Nel mio piccolo ho cercato di riprendere questi concetti, creando una storia inverosimile, ma plausibile. Tutto parte da un mio viaggio in Islanda. Cercando notizie su quest’isola dell’estremo nord Europa, mi sono imbattuto in alcuni articoli che descrivono il rapporto tra gli islandesi e le storie legate agli Elfi, mitiche figure della tradizione norrena. Con mia sorpresa ho appreso che ancora oggi, il 62% degli islandesi non esclude la possibilità dell’esistenza di questi esseri.
Il portfolio
Il portfolio realizzato nasce dalla “falsa notizia” del ritrovamento, in una soffitta di una vecchia casa nel nord dell’Islanda, di alcune fotografie e documenti realizzati da Spessi Helgasson, un personaggio mai esistito, che nella seconda metà del 1800 sarebbe riuscito ad entrare in contatto con un gruppo di Elfi, fotografarli e studiarne i comportamenti. Queste magiche creature, dapprima diffidenti, avrebbero poi consentito a Helgasson di avvicinarli, trascodificare il loro alfabeto e il loro sistema numerico.

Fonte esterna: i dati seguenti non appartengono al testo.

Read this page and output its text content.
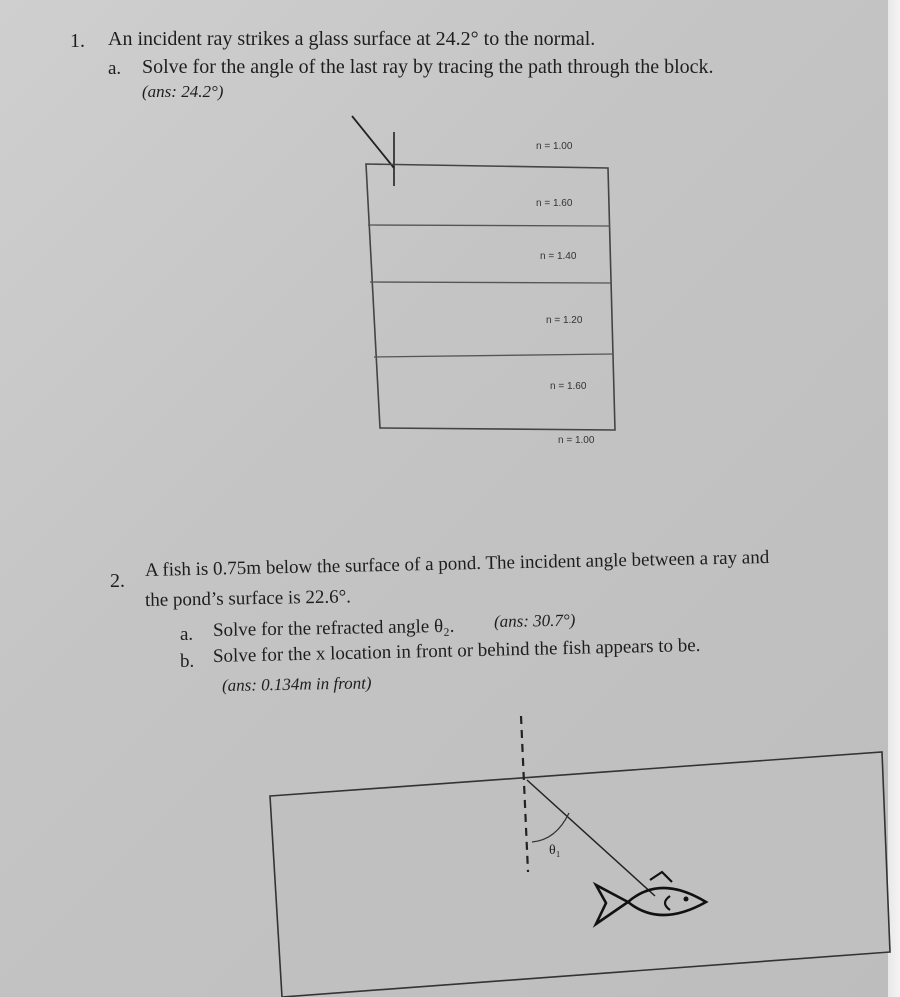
1. An incident ray strikes a glass surface at 24.2° to the normal.
a. Solve for the angle of the last ray by tracing the path through the block.
(ans: 24.2°)
n = 1.00
n = 1.60
n = 1.40
n = 1.20
n = 1.60
n = 1.00
2.
A fish is 0.75m below the surface of a pond. The incident angle between a ray and
the pond’s surface is 22.6°.
a. Solve for the refracted angle θ₂. (ans: 30.7°)
b. Solve for the x location in front or behind the fish appears to be.
(ans: 0.134m in front)
θ₁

Per costruire la storia, ho realizzato appositamente delle foto di paesaggi islandesi nei quali ho inserito digitalmente delle immagini di Elfi, realizzate con applicazioni di intelligenza artificiale. Le foto sono state poi “antichizzate” e incollate su cartoncini, anch’essi sottoposti a invecchiamento.
In aggiunta ho utilizzato altre foto e documenti arricchiti da didascalie e ho realizzato un ritratto di Spessi Helgasson servendomi di una applicazione di intelligenza artificiale.Per rendere il tutto “definitivamente credibile”, la copia di un articolo pubblicato sul quotidiano Morgunblaðið (Il giornale del mattino) con la notizia del ritrovamento del materiale fotografico.
Le foto degli Elfi, chiaramente inverosimili, lasciano aperta la possibilità che la storia sia reale, soprattutto grazie all’apparato comunicativo e persuasivo a supporto della narrazione.
Da tempo ormai la fotografia non è più garanzia di verità e forse non lo è mai stata. Viviamo nell’epoca delle fake news e delle sintografie realizzate con l’AI. Creare storie apparentemente vere diviene sempre più alla portata di tutti.
“Il bacio di Giuda” di Fontcuberta ci insegna che qualunque fotografia mente e può essere utilizzata per qualsiasi forma di propaganda, sia che si tratti di convincere dell’esistenza degli elfi, sia che venga utilizzata per influenzare campagne elettorali o dare un’idea distorta di un evento. In una società, sempre più facilmente manipolabile, diviene allora indispensabile dotarsi di un “occhio critico” che ci difenda dall’illusoria promessa dell’oggettività fotografica.